1. Organisation des juridictions administratives
Mal connue des citoyens car vivant un peu à l'ombre de sa grande sœur judiciaire (environ six mille magistrats judiciaires contre six cents membres du Conseil d'État et conseillers des tribunaux administratifs et des cours administratives d'appel, cent quatre-vingt-un tribunaux de grande instance et quatre cent soixante et onze tribunaux d'instance contre trente-six tribunaux administratifs), l'existence des juridictions administratives est cependant caractéristique du système judiciaire français. Cette dualité juridictionnelle n'est pas un modèle qui va de soi. De nombreux systèmes judiciaires, notamment le très important bloc anglo-saxon, l'ont rejeté : l'administration est alors jugée, autant que faire se peut, dans les mêmes conditions que les particuliers.
• Évolution historique
La paralysie de l'administration par les parlements de l'Ancien Régime a conduit les révolutionnaires de 1789 à adopter une conception radicale de la séparation des pouvoirs : défense « itérative » était faite aux tribunaux judiciaires d'avoir connaissance du contentieux résultant de l'activité administrative.
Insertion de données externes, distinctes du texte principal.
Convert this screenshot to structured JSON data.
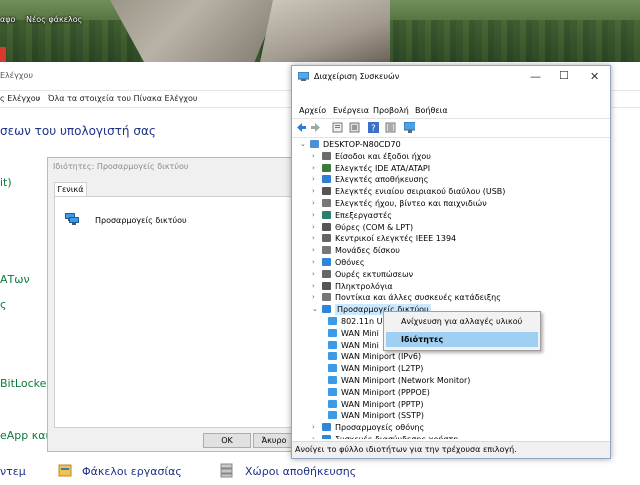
{
  "desktop": {
    "icon1_label": "αφο",
    "icon2_label": "Νέος φάκελος"
  },
  "control_panel": {
    "title_fragment": "Ελέγχου",
    "breadcrumb_prev": "ς Ελέγχου",
    "breadcrumb_sep": "›",
    "breadcrumb_current": "Όλα τα στοιχεία του Πίνακα Ελέγχου",
    "heading": "σεων του υπολογιστή σας",
    "links": [
      "it)",
      "ΑΤων",
      "ς",
      "BitLocker",
      "eApp και"
    ],
    "bottom_items": [
      "ντεμ",
      "Φάκελοι εργασίας",
      "Χώροι αποθήκευσης"
    ]
  },
  "properties_dialog": {
    "title": "Ιδιότητες: Προσαρμογείς δικτύου",
    "tab_general": "Γενικά",
    "device_label": "Προσαρμογείς δικτύου",
    "ok_button": "ΟΚ",
    "cancel_button": "Άκυρο"
  },
  "device_manager": {
    "title": "Διαχείριση Συσκευών",
    "menu": [
      "Αρχείο",
      "Ενέργεια",
      "Προβολή",
      "Βοήθεια"
    ],
    "computer": "DESKTOP-N80CD70",
    "categories": [
      "Είσοδοι και έξοδοι ήχου",
      "Ελεγκτές IDE ATA/ATAPI",
      "Ελεγκτές αποθήκευσης",
      "Ελεγκτές ενιαίου σειριακού διαύλου (USB)",
      "Ελεγκτές ήχου, βίντεο και παιχνιδιών",
      "Επεξεργαστές",
      "Θύρες (COM & LPT)",
      "Κεντρικοί ελεγκτές IEEE 1394",
      "Μονάδες δίσκου",
      "Οθόνες",
      "Ουρές εκτυπώσεων",
      "Πληκτρολόγια",
      "Ποντίκια και άλλες συσκευές κατάδειξης",
      "Προσαρμογείς δικτύου"
    ],
    "network_children": [
      "802.11n U",
      "WAN Mini",
      "WAN Mini",
      "WAN Miniport (IPv6)",
      "WAN Miniport (L2TP)",
      "WAN Miniport (Network Monitor)",
      "WAN Miniport (PPPOE)",
      "WAN Miniport (PPTP)",
      "WAN Miniport (SSTP)"
    ],
    "after_categories": [
      "Προσαρμογείς οθόνης",
      "Συσκευές διασύνδεσης χρήστη"
    ],
    "status": "Ανοίγει το φύλλο ιδιοτήτων για την τρέχουσα επιλογή."
  },
  "context_menu": {
    "items": [
      "Ανίχνευση για αλλαγές υλικού",
      "Ιδιότητες"
    ]
  }
}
Pendant quelque temps, l'administration fut amenée à se juger elle-même, situation peu compatible avec le fonctionnement d'un État de droit. Mais, dès 1806, le Conseil d'État, conçu d'abord comme conseiller de l'administration, créa une commission du contentieux, dont les avis facultatifs (adressés au chef de l'État, selon le principe de « justice retenue ») s'imposèrent rapidement dans la pratique. Mais il faudra attendre la loi du 24 mai 1872 pour que le Conseil d'État statue seul « au nom du peuple français », selon le principe de « justice déléguée » (une première fois accordée en 1849, mais supprimée par Napoléon III en 1852).
Aujourd'hui, plus que sur des raisons historiques, l'existence de l'ordre administratif repose sur ses compétences techniques : à l'administration, justiciable hors les normes, il faut appliquer un corps de règles […]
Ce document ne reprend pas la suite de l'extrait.